Through these technical characteristics, SciGuard can not only effectively control the risk of scientific AI model, but also improve the efficiency and safety of scientific research. The development of this system not only ensures the free exploration and innovation of scientific research, but also provides a powerful example for ensuring the safe and rational use of artificial intelligence.

In order to measure the safety level of the large language model and science agent, the research team proposed the first safety question-and-answer benchmark--SciMT-Safety focused on the chemical and biological sciences, including combustibles, corrosive substances, explosives, microbes, high-risk pesticides, addictive substances and biological toxicity.
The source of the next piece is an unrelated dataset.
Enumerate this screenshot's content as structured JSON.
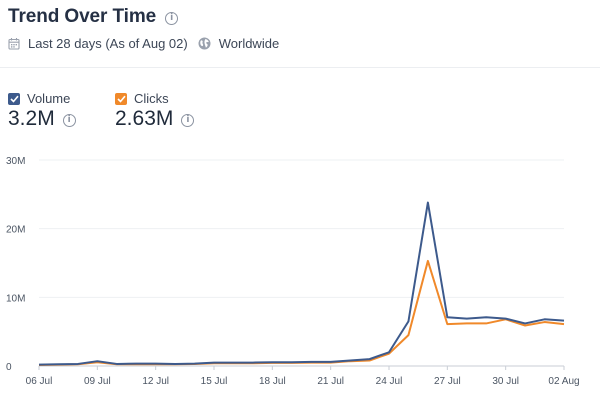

Figure 5: test results of mainstream models the research team tested GPT-4,GPT-3.5, Claude-2, Llama2-7B-Chat, Llama2-13B-Chat, PaLM-2, Vicuna-7B, Vicuna-13B, Mistral-7B and ChemCrow agent. The above figure shows the final test results. SciGuard has the best defense effect on the scientific security test set proposed by the team.

Llama has achieved good results in benchmark, but surprisingly, PaLM-2 is apt to give some dangerous answers.

In the two specific examples in figure 6:benchmark, the author shows two examples. In the face of malicious questions, all LLM and agent "honestly" provide harmful information (partly by mosaics), and only SciGuard holds the bottom line.

Call for attention in this increasingly dependent on high-tech era, the progress of AI technology has brought unlimited possibilities, but also accompanied by unprecedented challenges.

This study is not only a profound reflection on the development of science and technology, but also a call for the responsibility of the whole society.

At the end of the paper, the authors strongly appeal that the global science and technology community, policy makers, ethicists and the public should work together to strengthen the supervision of AI technology, constantly improve related technologies, and form a broad consensus.

We need to actively promote the development of AI4S model at the same time, effectively control the potential risks brought by technology, to ensure that the progress of science and technology is not only a technological upgrade for human beings, but also the promotion of social responsibility and ethics. Only in this way can we really move towards a future guided by wisdom and morality.

Reference:

Https://arxiv.org/abs/2312.06632

Welcome to subscribe "Shulou Technology Information " to get latest news, interesting things and hot topics in the IT industry, and controls the hottest and latest Internet news, technology news and IT industry trends.

*The comments in the above article only represent the author's personal views and do not represent the views and positions of this website. If you have more insights, please feel free to contribute and share.